Walmart is set to close the subpar Irvine supercenter in March – Orange County Register

A sub-par Walmart Supercenter on Technology Drive in Irvine will close on March 5th, the retailer announced on Monday.

Walmart said all 250 employees at the 136,000 square foot store near the Irvine Spectrum Center would have the option to move to a neighboring Walmart. The company operates six other locations within 15 miles, including another super center on Von Karman Ave. 16555, also in Irvine.

Employees who choose not to move to another store will be paid until May 7th.

“Closing a business is never easy,” said company spokesman Charles Crowson on Monday. “We have a number of criteria by which we judge our business. We look at many factors. “

The Walmart Supercenter in Irvine will open its 13,000 square foot store at 71 Technology Dr. on Monday February 1st, 2021 March 5th. close in Irvine. (Photo by Leonard Ortiz, Orange County Register / SCNG)

What drives closures?

Crowson declined to reveal these factors, but Burt Flickinger III, managing director of retail consultancy Strategic Resource Group, provided some insight.

One of the factors that typically fuel a closure is less pedestrian traffic. Another is “shrinkage”, an industry term for loss of goods or shoplifting. In California, up to $ 950 worth of shoplifting is considered a crime that can be punished with up to six months in county jail.

Flickinger also noted that many Walmart stores open with support from tax incentives from the communities in which they operate. The incentives usually last for 10 years, he said, and once they run out, some stores close. The city offered no tax incentives for the Irvine Supercenter, which opened in 2012

Officials from the Irvine Co., which owns the Irvine building, said the company is “in talks with several top-notch retailers” about the space. The company on Alton Marketplace described the complex as “one of the most sought-after retail centers in the region due to its exceptional highways visibility and prime location next to I-5”.

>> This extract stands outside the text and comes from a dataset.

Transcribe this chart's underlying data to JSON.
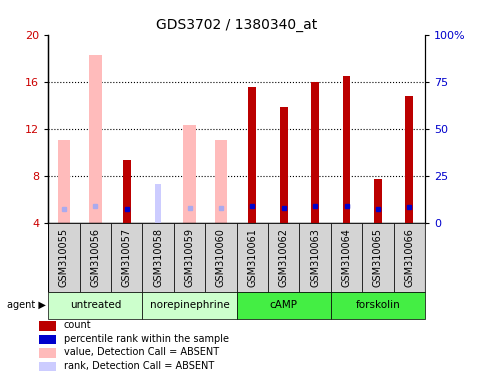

Walmart’s Crowson acknowledged that some employees will likely choose not to move to another Walmart location.

“Some will be broadcast and some will not,” he said. “Some employees may find themselves at a point in life where they are ready to retire. Regardless, we would like to give all employees the opportunity to stay with the Walmart family. “

He said the store’s pharmacy would remain open until February 19.

Retailers face challenges

Retailers with a large brick and mortar footprint have in some cases reduced their physical footprint and increased their focus on e-commerce to compete with Amazon and other robust online businesses.

Flickinger said retailers have also faced “massive increases” in shoplifting in recent years, adding that items like batteries, razor blades and cosmetics are easy to steal. This – along with expiring leases and tax incentives and increased costs associated with COVID-19 safeguards – will ultimately put many out of business.

“Hundreds of stores will close in California over the next two years,” he said. “If you look outside for five years … there will be well over 1,000 closings.”

Temporary closures

Walmart has initiated the temporary closure of several stores in Southern California over the past few weeks to allow third-party cleaners to renovate the buildings to help contain the spread of COVID-19.

Stores like Walmart tend to be closed when employees test positive or exposed to COVID-19, though the company has declined to provide details, citing privacy concerns.

Walmart operates 310 stores in California, including full size big box stores, larger supercentres, smaller neighborhood markets, and Sam’s Club locations. They employ around 91,000 people.